Annoncée début janvier, l’expérimentation à Nice de l’application Reporty a été pilonnée de critiques par la CNIL. La ville a finalement décidé d’y mettre un terme, non sans un communiqué cinglant de Christian Estrosi.
L’application, conçue par la start-up de l’ancien premier ministre israélien Ehoud Barak, permet à quiconque de dénoncer des faits, infractions, incivilité en les filmant sur son smartphone puis en entrant en contact directement avec le CSU, le centre de supervision urbaine et donc les policiers municipaux.
« Chacun d’entre nous doit devenir un citoyen engagé acteur de sa propre sécurité, et donc de la sécurité collective » s’était enchanté Christian Estrosi lors du lancement.
La solution géolocalisée a été testée auprès de 2 000 volontaires dans une ville qui compte près de 27 caméras de surveillance au kilomètre carré.
Une atteinte au respect de la vie privée selon un collectif
Elle avait fait sursauter un collectif qui épinglait un palier supplémentaire dans le « tout sécuritaire » : « La surveillance de tous contre tous est érigée en règle de vie. Quiconque voudra régler des comptes personnels, nuire à un voisin ou une voisine, pourra utiliser « Reporty » pour cela. Cela va trop loin. Une ville où la délation est érigée en système, où les pouvoirs publics incitent à la défiance, ne peut retrouver le chemin du vivre ensemble ».
Les signataires (la LDH section Nice, le PCF Section Nice, le MRAP, le Syndicat des Avocats de France section de Nice, etc.) doutaient, comme la Quadrature du Net, de sa légalité notamment au regard de la loi CNIL : « Lors de la pose des caméras de vidéo surveillance, la ville de Nice s’était engagée auprès de la CNIL à respecter les obligations réglementaires (article L 251-3 du Code de la Sécurité Intérieure), c'est-à-dire à ce que les opérations de vidéoprotection ne permettent pas de filmer l’intérieur des maisons et la vie privée des citoyens et citoyennes. Avec Reporty, il sera possible de le faire et d’adresser une image instantanément "visionnable" aux policiers de permanence. Cela porte manifestement atteinte à la liberté fondamentale qu’est le respect de la vie privée ».
Une application sans base légale et disproportionnée
Deux mois plus tard, la commission a examiné Reporty en séance plénière. Dans un communiqué publié hier en fin de journée, elle a tenu a rappeler quelques fondamentaux avant de suggérer à Christian Estrosi de cesser cette expérimentation.
D’une part, l’application « s’inscrit en effet difficilement dans le cadre légal actuel de la videoprotection fixé par le CSI (code de la sécurité intérieure) sur la voie publique, du fait notamment de l’intégration de terminaux mobiles des particuliers dans un dispositif public, sous la responsabilité de la police ». En somme, Reporty ne trouve pas de base légale et est donc de facto considérée comme indélicatesse.
D’autre part, le système est disproportionné à ses yeux.

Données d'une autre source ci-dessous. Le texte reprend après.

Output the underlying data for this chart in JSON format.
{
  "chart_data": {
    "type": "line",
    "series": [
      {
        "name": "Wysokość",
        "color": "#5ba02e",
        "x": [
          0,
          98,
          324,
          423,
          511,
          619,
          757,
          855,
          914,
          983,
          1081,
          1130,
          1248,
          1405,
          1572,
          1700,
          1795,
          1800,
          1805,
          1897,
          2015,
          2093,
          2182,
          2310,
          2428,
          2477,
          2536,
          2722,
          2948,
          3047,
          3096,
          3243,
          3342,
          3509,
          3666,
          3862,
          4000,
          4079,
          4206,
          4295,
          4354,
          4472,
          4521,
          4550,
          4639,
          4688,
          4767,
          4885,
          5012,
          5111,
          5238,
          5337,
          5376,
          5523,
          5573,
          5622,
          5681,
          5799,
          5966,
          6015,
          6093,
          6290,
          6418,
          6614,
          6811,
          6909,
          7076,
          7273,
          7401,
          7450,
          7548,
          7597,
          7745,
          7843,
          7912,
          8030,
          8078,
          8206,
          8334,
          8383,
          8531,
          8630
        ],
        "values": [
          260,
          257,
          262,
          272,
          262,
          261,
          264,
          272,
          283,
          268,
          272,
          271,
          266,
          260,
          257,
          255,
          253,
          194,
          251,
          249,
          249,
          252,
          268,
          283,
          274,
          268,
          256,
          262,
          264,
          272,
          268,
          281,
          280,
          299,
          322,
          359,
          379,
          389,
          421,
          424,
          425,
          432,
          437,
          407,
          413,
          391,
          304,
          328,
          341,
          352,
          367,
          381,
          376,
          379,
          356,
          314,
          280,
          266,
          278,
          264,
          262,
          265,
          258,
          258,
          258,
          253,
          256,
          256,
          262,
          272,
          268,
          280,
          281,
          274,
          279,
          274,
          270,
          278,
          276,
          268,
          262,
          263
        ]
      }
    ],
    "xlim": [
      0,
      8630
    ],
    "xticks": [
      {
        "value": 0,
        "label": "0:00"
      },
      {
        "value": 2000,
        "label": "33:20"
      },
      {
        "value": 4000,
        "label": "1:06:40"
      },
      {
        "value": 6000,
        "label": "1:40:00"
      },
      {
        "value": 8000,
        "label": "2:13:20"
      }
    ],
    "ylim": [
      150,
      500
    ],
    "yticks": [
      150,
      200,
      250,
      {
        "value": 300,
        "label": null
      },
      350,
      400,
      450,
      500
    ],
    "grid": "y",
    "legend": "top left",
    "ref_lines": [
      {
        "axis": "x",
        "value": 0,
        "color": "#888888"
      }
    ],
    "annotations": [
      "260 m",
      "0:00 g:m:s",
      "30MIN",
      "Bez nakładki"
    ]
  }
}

Dans la mise en balance entre sécurité et vie privée, Reporty est un aspirateur à données comme l’image et la voix de tiers. Son champ est très vaste, « allant d’incivilités jusqu’à des infractions délictuelles et criminelles graves » et les garanties jugées insuffisantes. Enfin, le dispositif est « susceptible de faire courir des risques réels pour les personnes dénonçant les incivilités ou la "situation critique" dont elles sont témoins ou victimes, de nature à porter atteinte à leur sécurité ».
La colère d'Estrosi à l'encontre de la CNIL
Alors qu’elle s’apprête à lui adresser un courrier, Christian Estrosi a publié lui aussi un communiqué sur Twitter où il dénonce une CNIL qui « s’oppose aux initiatives prises en matière de sécurité en brandissant la protection des libertés individuelles comme étendard, sans s’intéresser à ceux qui subissent chaque jour des agressions sur leurs propres libertés ».
Avec sa légèreté légendaire, l’ex-motard estime que ce sont « les terroristes et ceux qui veulent porter atteinte à notre démocratie qui bénéficient de cette décision ». Et celui-ci de dégommer une CNIL « enfermée dans une époque où les smartphones et les réseaux sociaux n’existaient pas ». Il lui reproche au passage de rester bien silencieuse « face aux déferlements d’informations, de fake news et d’images ou de vidéo diffusés chaque jour, sans contrôle, sur ces supports ».
Il n’a pas tort. On trouve même sur ces réseaux sociaux des hommes politiques qui racontent n’importe quoi faute d’avoir pris le temps de découvrir le champ d’application de la loi de 1978.